On Jan. 30, 2001, the council (as RDA board) spent $267,300 to demolish six old houses for Phase II of the Regional Medical Center expansion project. (Remember the days when our Downtown hospital was essentially a single building? How soon we forget.)
The council that same day got the ball rolling on a reform of the 25-year-old Urban Growth Management fee program. (This would lead to a scrapping of the clunky and outdated UGM program, replaced by the development impact fee program that will soon be updated.)

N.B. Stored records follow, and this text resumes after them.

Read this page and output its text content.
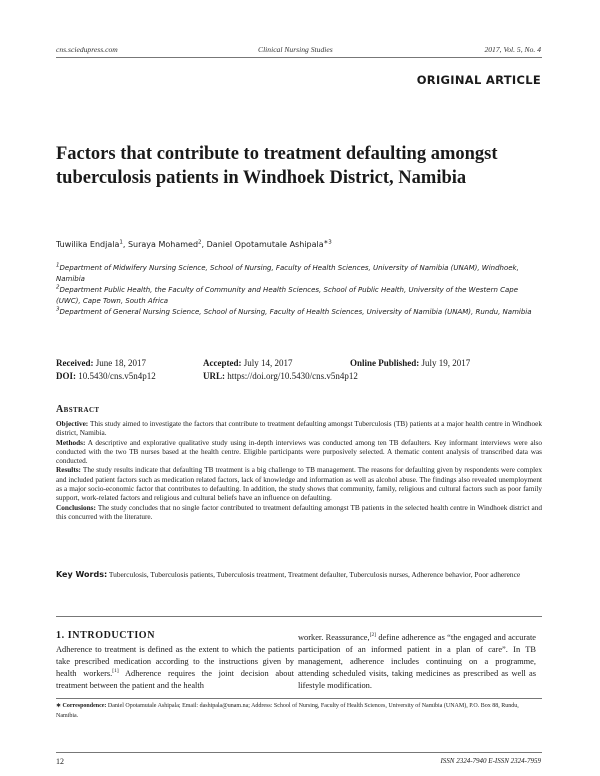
cns.sciedupress.com	Clinical Nursing Studies	2017, Vol. 5, No. 4
ORIGINAL ARTICLE
Factors that contribute to treatment defaulting amongst tuberculosis patients in Windhoek District, Namibia
Tuwilika Endjala$^1$, Suraya Mohamed$^2$, Daniel Opotamutale Ashipala$^{∗3}$
$^1$Department of Midwifery Nursing Science, School of Nursing, Faculty of Health Sciences, University of Namibia (UNAM), Windhoek, Namibia
$^2$Department Public Health, the Faculty of Community and Health Sciences, School of Public Health, University of the Western Cape (UWC), Cape Town, South Africa
$^3$Department of General Nursing Science, School of Nursing, Faculty of Health Sciences, University of Namibia (UNAM), Rundu, Namibia
Received: June 18, 2017	Accepted: July 14, 2017	Online Published: July 19, 2017
DOI: 10.5430/cns.v5n4p12	URL: https://doi.org/10.5430/cns.v5n4p12
Abstract

Objective: This study aimed to investigate the factors that contribute to treatment defaulting amongst Tuberculosis (TB) patients at a major health centre in Windhoek district, Namibia.

Methods: A descriptive and explorative qualitative study using in-depth interviews was conducted among ten TB defaulters. Key informant interviews were also conducted with the two TB nurses based at the health centre. Eligible participants were purposively selected. A thematic content analysis of transcribed data was conducted.

Results: The study results indicate that defaulting TB treatment is a big challenge to TB management. The reasons for defaulting given by respondents were complex and included patient factors such as medication related factors, lack of knowledge and information as well as alcohol abuse. The findings also revealed unemployment as a major socio-economic factor that contributes to defaulting. In addition, the study shows that community, family, religious and cultural factors such as poor family support, work-related factors and religious and cultural beliefs have an influence on defaulting.

Conclusions: The study concludes that no single factor contributed to treatment defaulting amongst TB patients in the selected health centre in Windhoek district and this concurred with the literature.

Key Words: Tuberculosis, Tuberculosis patients, Tuberculosis treatment, Treatment defaulter, Tuberculosis nurses, Adherence behavior, Poor adherence
1. INTRODUCTION
Adherence to treatment is defined as the extent to which the patients take prescribed medication according to the instructions given by health workers.[1] Adherence requires the joint decision about treatment between the patient and the health
worker. Reassurance,[2] define adherence as “the engaged and accurate participation of an informed patient in a plan of care”. In TB management, adherence includes continuing on a programme, attending scheduled visits, taking medicines as prescribed as well as lifestyle modification.
∗ Correspondence: Daniel Opotamutale Ashipala; Email: dashipala@unam.na; Address: School of Nursing, Faculty of Health Sciences, University of Namibia (UNAM), P.O. Box 88, Rundu, Namibia.
12	ISSN 2324-7940 E-ISSN 2324-7959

Over the next five months, the council debated curfews for minors to deter crime; picked a clean fuel for FAX buses; bought concrete and steel for the stadium; spent $3.5 million for Downtown parking needs; started a Downtown streetscape beautification program; hired a consultant to redesign Fulton Mall; directed the administration to negotiate with the Ophelia family for a parcel next to the New Exhibit Hall so someone could build a 400-room hotel; jump-started efforts to get a federal Empowerment Zone designation; initiated the public review of the new 2025 general plan (the first such plan in 18 years) that, according to Perea in the minutes, “would rebuild the inner core to provide for a healthy community”; welcomed new City Manager Dan Hobbs; suggested that Hobbs consider a hiring freeze because a severe downturn in the national economy (the dot.com bust) was hurting local finances; and, at Perea’s urging, advised the administration to build a pipeline from the Friant-Kern Canal to the proposed Northeast Surface Water Treatment Plant.
In one way or another, all these issues would be front and center throughout Autry’s eight years as mayor and the seven-plus years of current Mayor Ashley Swearengin’s time in office. This isn’t to say the City Council of 2001 was perfect. It is to say the City Council of 2001 can make a case that it was (to use the title of former Secretary of State Dean Acheson’s memoir) “present at the creation” of modern Fresno.

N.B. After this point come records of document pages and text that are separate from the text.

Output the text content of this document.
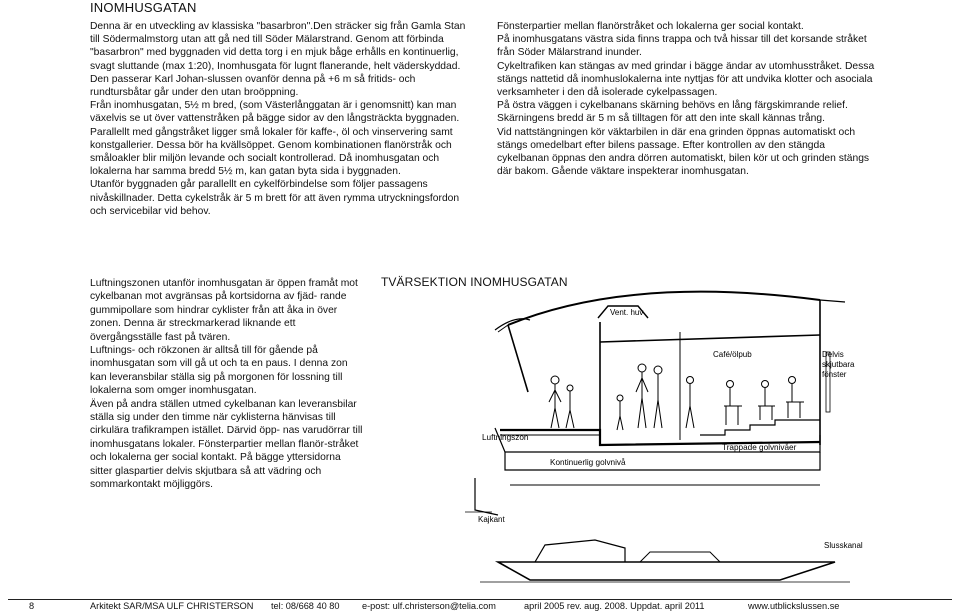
INOMHUSGATAN

Denna är en utveckling av klassiska "basarbron".Den sträcker sig från Gamla Stan till Södermalmstorg utan att gå ned till Söder Mälarstrand. Genom att förbinda "basarbron" med byggnaden vid detta torg i en mjuk båge erhålls en kontinuerlig, svagt sluttande (max 1:20), Inomhusgata för lugnt flanerande, helt väderskyddad. Den passerar Karl Johan-slussen ovanför denna på +6 m så fritids- och rundtursbåtar går under den utan broöppning.

Från inomhusgatan, 5½ m bred, (som Västerlånggatan är i genomsnitt) kan man växelvis se ut över vattenstråken på bägge sidor av den långsträckta byggnaden. Parallellt med gångstråket ligger små lokaler för kaffe-, öl och vinservering samt konstgallerier. Dessa bör ha kvällsöppet. Genom kombinationen flanörstråk och småloakler blir miljön levande och socialt kontrollerad. Då inomhusgatan och lokalerna har samma bredd 5½ m, kan gatan byta sida i byggnaden.

Utanför byggnaden går parallellt en cykelförbindelse som följer passagens nivåskillnader. Detta cykelstråk är 5 m brett för att även rymma utryckningsfordon och servicebilar vid behov.

Fönsterpartier mellan flanörstråket och lokalerna ger social kontakt.

På inomhusgatans västra sida finns trappa och två hissar till det korsande stråket från Söder Mälarstrand inunder.

Cykeltrafiken kan stängas av med grindar i bägge ändar av utomhusstråket. Dessa stängs nattetid då inomhuslokalerna inte nyttjas för att undvika klotter och asociala verksamheter i den då isolerade cykelpassagen.

På östra väggen i cykelbanans skärning behövs en lång färgskimrande relief. Skärningens bredd är 5 m så tilltagen för att den inte skall kännas trång.

Vid nattstängningen kör väktarbilen in där ena grinden öppnas automatiskt och stängs omedelbart efter bilens passage. Efter kontrollen av den stängda cykelbanan öppnas den andra dörren automatiskt, bilen kör ut och grinden stängs där bakom. Gående väktare inspekterar inomhusgatan.

Luftningszonen utanför inomhusgatan är öppen framåt mot cykelbanan mot avgränsas på kortsidorna av fjäd- rande gummipollare som hindrar cyklister från att åka in över zonen. Denna är streckmarkerad liknande ett övergångsställe fast på tvären.

Luftnings- och rökzonen är alltså till för gående på inomhusgatan som vill gå ut och ta en paus. I denna zon kan leveransbilar ställa sig på morgonen för lossning till lokalerna som omger inomhusgatan.

Även på andra ställen utmed cykelbanan kan leveransbilar ställa sig under den timme när cyklisterna hänvisas till cirkulära trafikrampen istället. Därvid öpp- nas varudörrar till inomhusgatans lokaler. Fönsterpartier mellan flanör-stråket och lokalerna ger social kontakt. På bägge yttersidorna sitter glaspartier delvis skjutbara så att vädring och sommarkontakt möjliggörs.

TVÄRSEKTION INOMHUSGATAN
Vent. huv
Café/ölpub	Delvis
skjutbara
fönster
Trappade golvnivåer
Luftningszon
Kontinuerlig golvnivå
Kajkant
Slusskanal
8	Arkitekt SAR/MSA ULF CHRISTERSON tel: 08/668 40 80 e-post: ulf.christerson@telia.com	april 2005 rev. aug. 2008. Uppdat. april 2011	www.utblickslussen.se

Before I get to the council’s most important act from the first half of 2001, let me add a small, seemingly insignificant item from the Feb. 26 minutes.
To wit: “Councilmember Boyajian noted the City would be losing the Fresno State (men’s) basketball team and stated the success of the Fresno Falcons and the Grizzlies showed there was support, and made a motion to approve his request.”
That request was to have City Hall send a letter to the National Basketball Association informing the NBA of the city’s interest in having the NBA develop a team in Fresno.
Sure, the idea was a long shot. But Boyajian’s thinking reveals the unique pressures that City Hall faced in the early years of this century. The city had a lot invested in the Convention Center. Fresno State was finishing construction of the Save Mart Center. Indian gaming in the area was taking off, and with that came more entertainment options. Elected officials couldn’t be paralyzed by indecision. They didn’t have time to seek the perfect solution to every challenge. That was the province of armchair generals.
Now we come to the council meeting of May 15, 2001. It was here that a second Great Stadium Vote occurred.
At issue was 1.) authorization to issue $46 million in construction bonds, and 2.) selection of a general contractor.
Things got complicated because of the Grizzlies’ timeline. The team wanted to play its first home game on May 1, 2002. It would cost more money to get the stadium built that fast. In the end, the council voted to spend the extra money.
Two things are worth noting from the meeting’s minutes.
First, Robert Baida from the City Manager’s Office told the council that it wasn’t too late to erase the City Council’s decision of Oct. 17, 2000.
The minutes: “Mr. Baida stated for the record (that) Council also had the options of rejecting all bids and terminating the lease with the Diamond Group because it was over budget ….”
Second, neither of the two council votes was unanimous but that was only because members disagreed on the best day for the stadium’s opening day. The minutes make clear that all seven council members supported the stadium idea.
So, who voted to build the stadium? The answer: Garry Bredefeld, Henry Perea, Dan Ronquillo, Sal Quintero, Tom Boyajian, Brad Castillo, Jerry Duncan and Brian Calhoun.
At one time or another, the council member for each of Fresno’s seven districts, duly elected by the voters, strongly supported the building of the nearly $50 million baseball stadium that now sits at Tulare and H streets.